Şikevînin duası!
Bu ülkede kime dokunsan Tanrısallaştırma mekanizması devreye giriyor. Her taraf, hatadan münezzehleştirdiklerimizle, hikmetinden sual edilmezleştirdiklerimizle dolu! Ortalık Tanrısallaştırdıklarımızdan geçilmiyor. Gittikçe meydanda kul kalmayacak neredeyse! Kalanlar da en güvenli yol olarak herhangi bir tarafın Tanrısallaştırdıklarına kul kalmayı ve ağızlarını açmamayı tercih ediyor. Çünkü aksine cüret ettiği takdirde kendi camiasının cennetinden kovulup, melun bir şeytan gibi dışlanacağından ve ortada kalacağından endişe ediyor.
İşte bizdeki sosyolojik tıkanmaların kökeni tam olarak bu sorunsala dayanıyor. Tanrısallaştırılanların devranları da böylece sürüp gidiyor. Ardından taraflar arasında bir tanrısallaştırma yarışı baş gösteriyor. Sonra da her tarafın kulları cansiperane bir kutsama yarışına girişiyor. “Rağmen” bir koruma içgüdüsüyle sahaya atlıyor. Sadece saldırıyor. Ölümüne savaşıyor. Körü körüne savunuyor.
Tanrısallaştırılanlar ise mutlak hâkimiyetlerini ve hayatiyetlerini bu sosyolojik konjonktürden beslenerek sürdürüyor. Çünkü bu holiganlar savaşında kaybedilenlerin yerini, sürekli olarak yenileri alıyor.
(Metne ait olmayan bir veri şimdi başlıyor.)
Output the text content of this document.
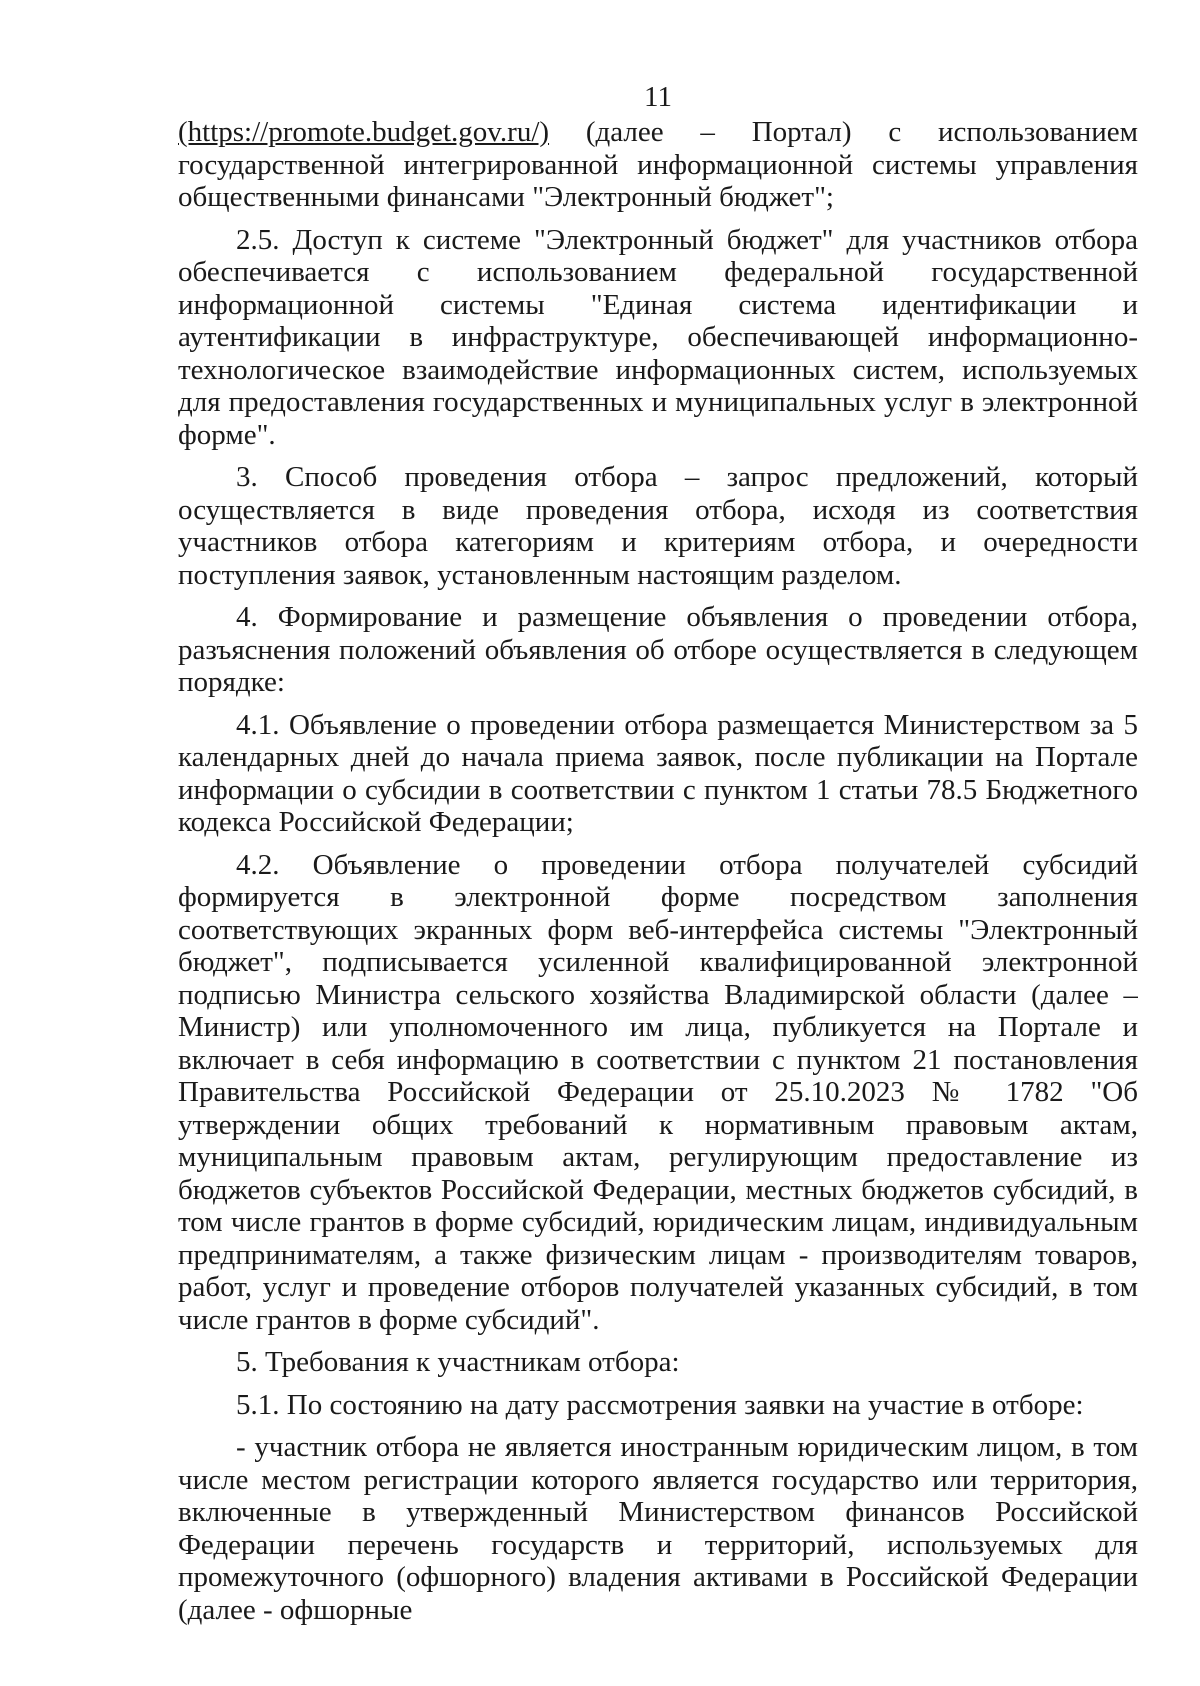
11

(https://promote.budget.gov.ru/) (далее – Портал) с использованием государственной интегрированной информационной системы управления общественными финансами "Электронный бюджет";

2.5. Доступ к системе "Электронный бюджет" для участников отбора обеспечивается с использованием федеральной государственной информационной системы "Единая система идентификации и аутентификации в инфраструктуре, обеспечивающей информационно-технологическое взаимодействие информационных систем, используемых для предоставления государственных и муниципальных услуг в электронной форме".

3. Способ проведения отбора – запрос предложений, который осуществляется в виде проведения отбора, исходя из соответствия участников отбора категориям и критериям отбора, и очередности поступления заявок, установленным настоящим разделом.

4. Формирование и размещение объявления о проведении отбора, разъяснения положений объявления об отборе осуществляется в следующем порядке:

4.1. Объявление о проведении отбора размещается Министерством за 5 календарных дней до начала приема заявок, после публикации на Портале информации о субсидии в соответствии с пунктом 1 статьи 78.5 Бюджетного кодекса Российской Федерации;

4.2. Объявление о проведении отбора получателей субсидий формируется в электронной форме посредством заполнения соответствующих экранных форм веб-интерфейса системы "Электронный бюджет", подписывается усиленной квалифицированной электронной подписью Министра сельского хозяйства Владимирской области (далее – Министр) или уполномоченного им лица, публикуется на Портале и включает в себя информацию в соответствии с пунктом 21 постановления Правительства Российской Федерации от 25.10.2023 № 1782 "Об утверждении общих требований к нормативным правовым актам, муниципальным правовым актам, регулирующим предоставление из бюджетов субъектов Российской Федерации, местных бюджетов субсидий, в том числе грантов в форме субсидий, юридическим лицам, индивидуальным предпринимателям, а также физическим лицам - производителям товаров, работ, услуг и проведение отборов получателей указанных субсидий, в том числе грантов в форме субсидий".

5. Требования к участникам отбора:

5.1. По состоянию на дату рассмотрения заявки на участие в отборе:

- участник отбора не является иностранным юридическим лицом, в том числе местом регистрации которого является государство или территория, включенные в утвержденный Министерством финансов Российской Федерации перечень государств и территорий, используемых для промежуточного (офшорного) владения активами в Российской Федерации (далее - офшорные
Kanatları altında güven bulduğu düzenin değirmenine su taşımayan herkes, herkese öteki sayılıyor. Herkes, herkesin ötekisi... Herhangi bir taraftan biri bu çarklardan birine çomak sokmaya kalkıştığı vakit diğeri tarafından anında ötekileştiriliyor.
Düzene aykırı düşenler, iğneden ipliğe samimiyet sorgulamasına tabi tutuluyor.
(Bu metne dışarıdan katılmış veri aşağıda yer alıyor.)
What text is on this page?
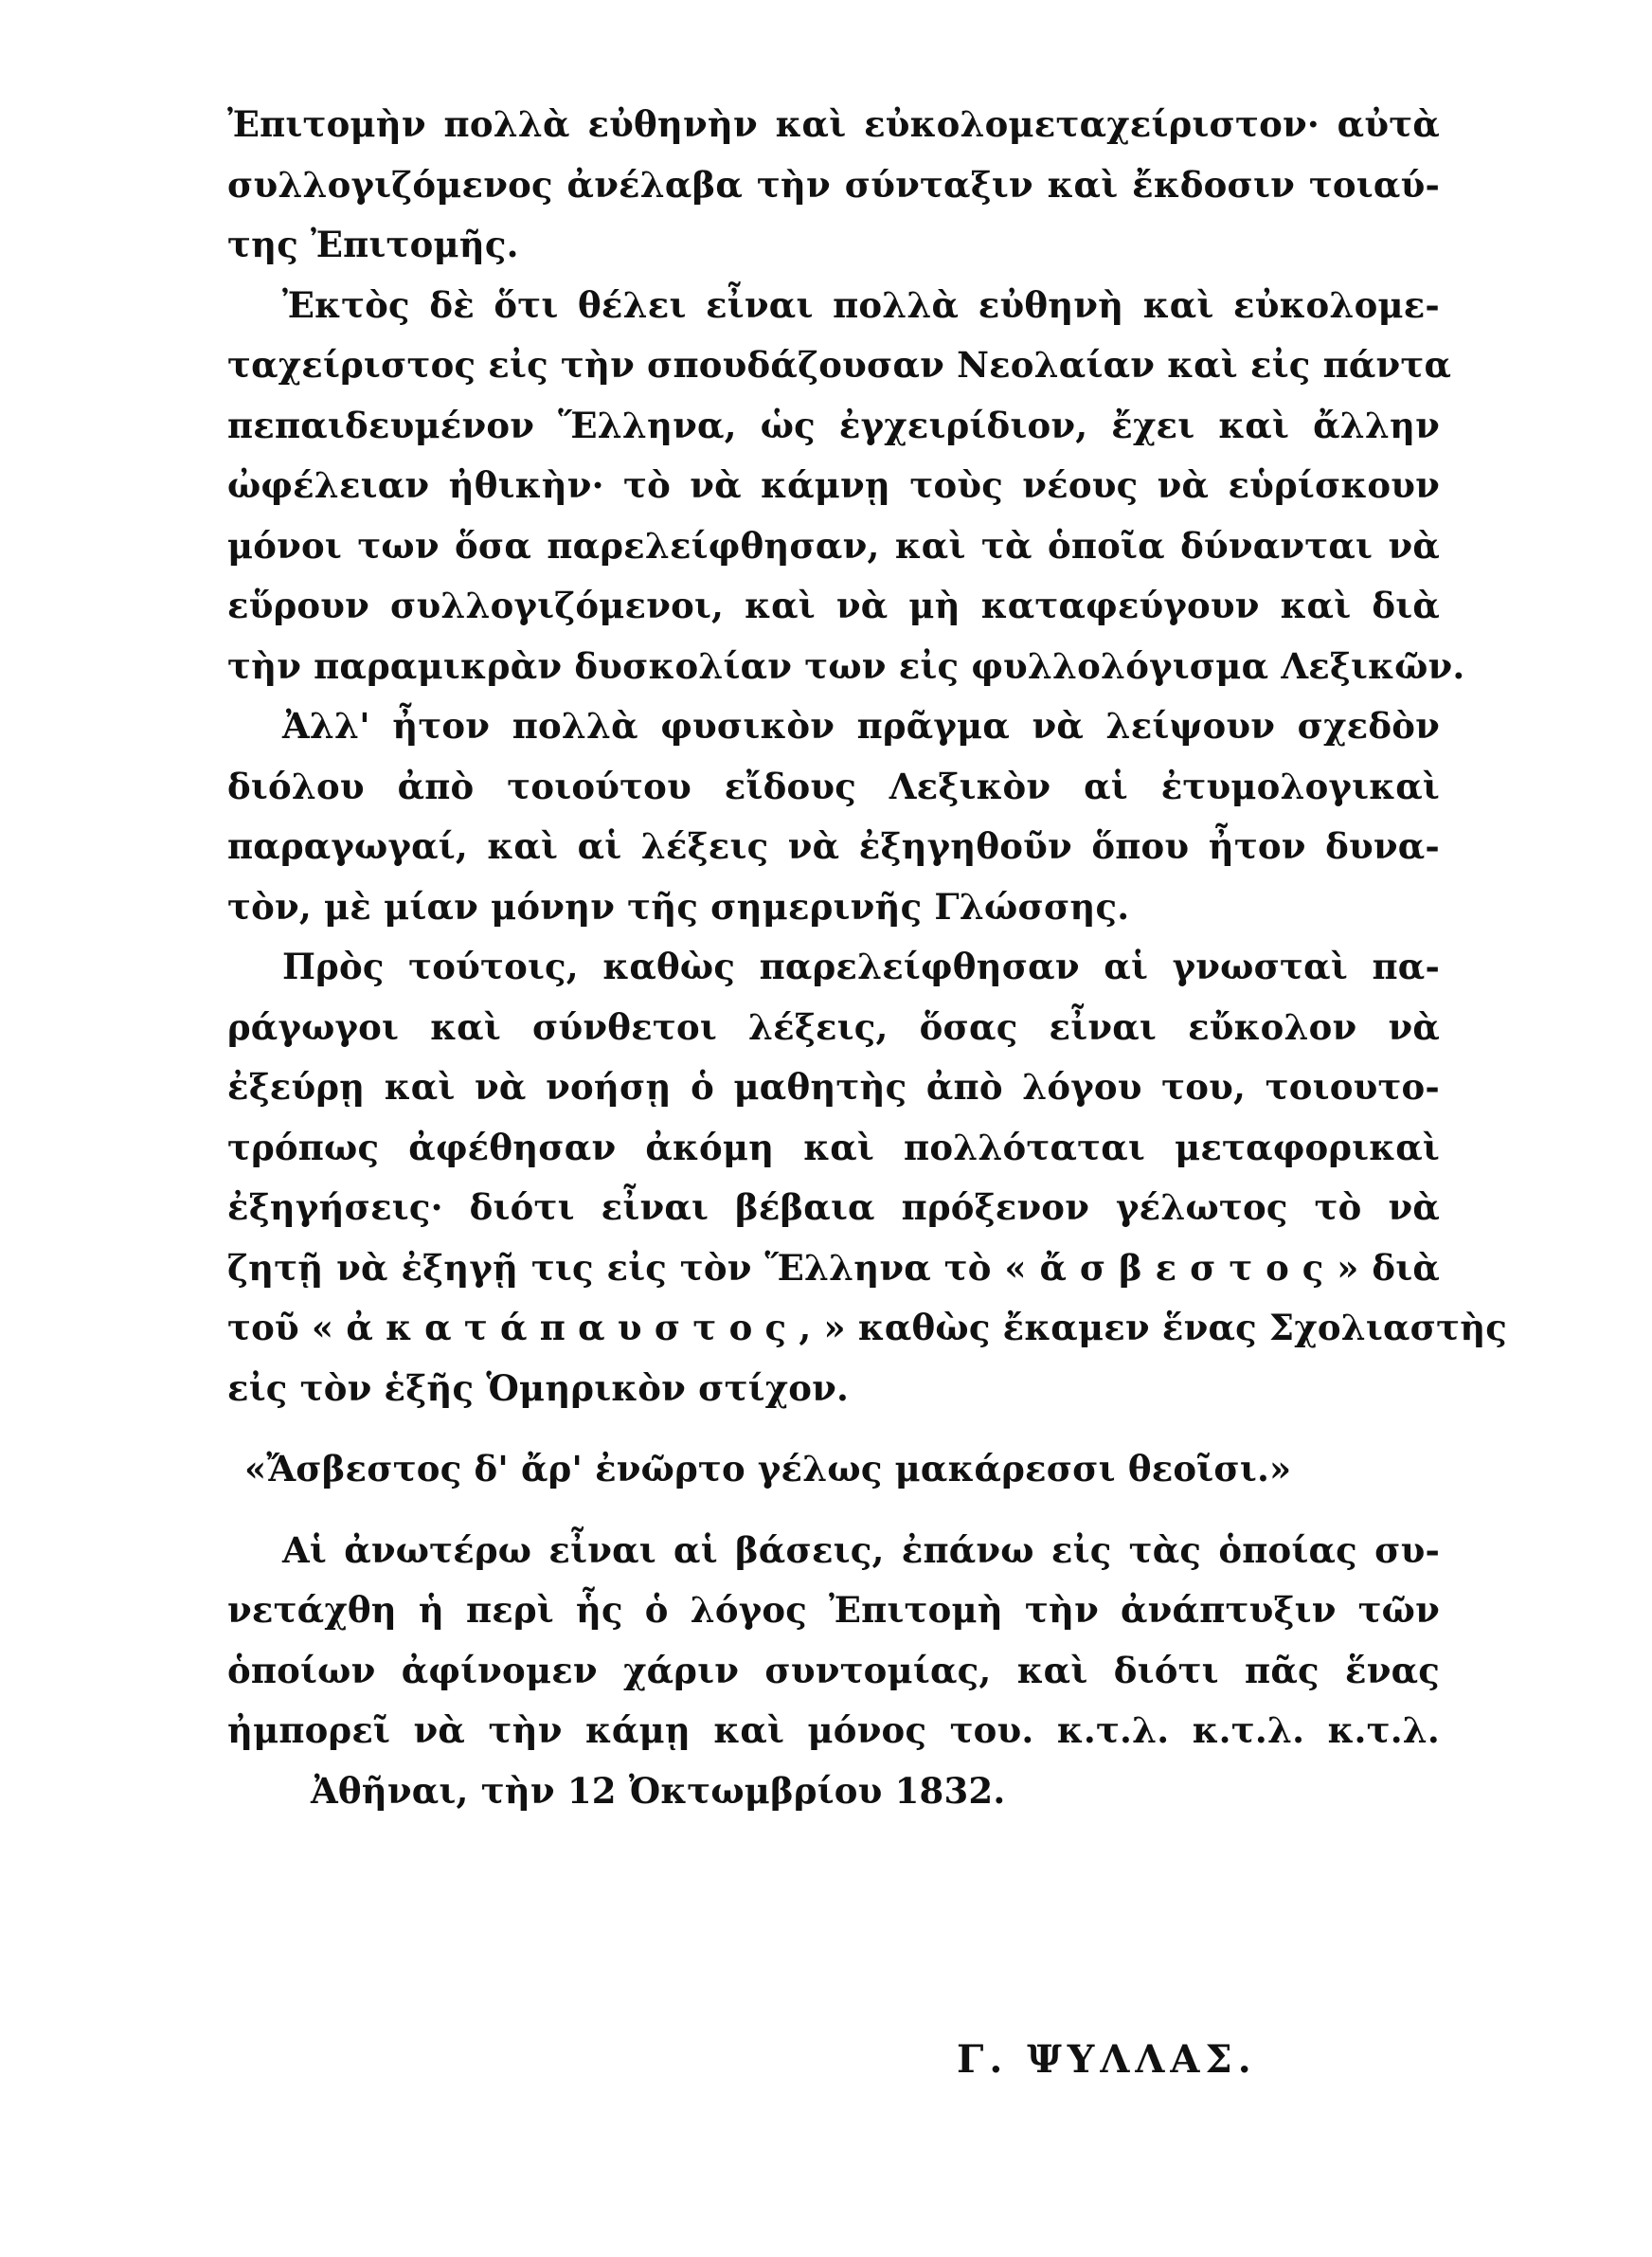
Ἐπιτομὴν πολλὰ εὐθηνὴν καὶ εὐκολομεταχείριστον· αὐτὰ
συλλογιζόμενος ἀνέλαβα τὴν σύνταξιν καὶ ἔκδοσιν τοιαύ-
της Ἐπιτομῆς.
Ἐκτὸς δὲ ὅτι θέλει εἶναι πολλὰ εὐθηνὴ καὶ εὐκολομε-
ταχείριστος εἰς τὴν σπουδάζουσαν Νεολαίαν καὶ εἰς πάντα
πεπαιδευμένον Ἕλληνα, ὡς ἐγχειρίδιον, ἔχει καὶ ἄλλην
ὠφέλειαν ἠθικὴν· τὸ νὰ κάμνῃ τοὺς νέους νὰ εὑρίσκουν
μόνοι των ὅσα παρελείφθησαν, καὶ τὰ ὁποῖα δύνανται νὰ
εὕρουν συλλογιζόμενοι, καὶ νὰ μὴ καταφεύγουν καὶ διὰ
τὴν παραμικρὰν δυσκολίαν των εἰς φυλλολόγισμα Λεξικῶν.
Ἀλλ' ἦτον πολλὰ φυσικὸν πρᾶγμα νὰ λείψουν σχεδὸν
διόλου ἀπὸ τοιούτου εἴδους Λεξικὸν αἱ ἐτυμολογικαὶ
παραγωγαί, καὶ αἱ λέξεις νὰ ἐξηγηθοῦν ὅπου ἦτον δυνα-
τὸν, μὲ μίαν μόνην τῆς σημερινῆς Γλώσσης.
Πρὸς τούτοις, καθὼς παρελείφθησαν αἱ γνωσταὶ πα-
ράγωγοι καὶ σύνθετοι λέξεις, ὅσας εἶναι εὔκολον νὰ
ἐξεύρῃ καὶ νὰ νοήσῃ ὁ μαθητὴς ἀπὸ λόγου του, τοιουτο-
τρόπως ἀφέθησαν ἀκόμη καὶ πολλόταται μεταφορικαὶ
ἐξηγήσεις· διότι εἶναι βέβαια πρόξενον γέλωτος τὸ νὰ
ζητῇ νὰ ἐξηγῇ τις εἰς τὸν Ἕλληνα τὸ « ἄ σ β ε σ τ ο ς » διὰ
τοῦ « ἀ κ α τ ά π α υ σ τ ο ς , » καθὼς ἔκαμεν ἕνας Σχολιαστὴς
εἰς τὸν ἑξῆς Ὁμηρικὸν στίχον.
«Ἄσβεστος δ' ἄρ' ἐνῶρτο γέλως μακάρεσσι θεοῖσι.»
Αἱ ἀνωτέρω εἶναι αἱ βάσεις, ἐπάνω εἰς τὰς ὁποίας συ-
νετάχθη ἡ περὶ ἧς ὁ λόγος Ἐπιτομὴ τὴν ἀνάπτυξιν τῶν
ὁποίων ἀφίνομεν χάριν συντομίας, καὶ διότι πᾶς ἕνας
ἠμπορεῖ νὰ τὴν κάμῃ καὶ μόνος του. κ.τ.λ. κ.τ.λ. κ.τ.λ.
Ἀθῆναι, τὴν 12 Ὀκτωμβρίου 1832.
Γ. ΨΥΛΛΑΣ.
“Peki, ne yapılmak isteniyor. Türk futbolu çökerse bunun kime ne yararı olacak?” deniliyor. Koskoca Türk futbolu, Aziz Yıldırım’ın çapına indirgeniyor. Ondan ibaret sayılıyor. Hikmetinden sual olunmasın isteniyor. Hatadan münezzehleştiriliyor. Top sırtından saltanat sürmeye devam etsin diye cansiperane bir savaşa tutuşuluyor.
Aziz Yıldırım yargılansın diyenlerin niyetleri, önyargılı bir biçimde sorgulanıyor. Peşinen olumsuzlanıyor. Aziz Yıldırım yargılansın diyenler, topluma karanlık odaklar olarak işaret ediliyor.
Savcı, 83 kişi hakkında takipsizlik kararı verince, bu savaşçı güçlülerin hukuka sirayeti olarak algılanıyor. Azizyıldırımgillerin zaferi!
Savcı, bu 14 futbolcunun futbol hayatlarını bitirmekle, Türk futboluna bomba koymakla suçlanıyor! 93 şüphelinin maçlara girmesinin yasaklanmasının altında bir bit yeniği aranıyor. “Bunların 14’ü futbolcu... Bunların içinde Sercan, Sezer, Vederson, İbrahim Yıldız da var” diyen adama kimse dönüp de “varsa var kardeşim!” diyemiyor.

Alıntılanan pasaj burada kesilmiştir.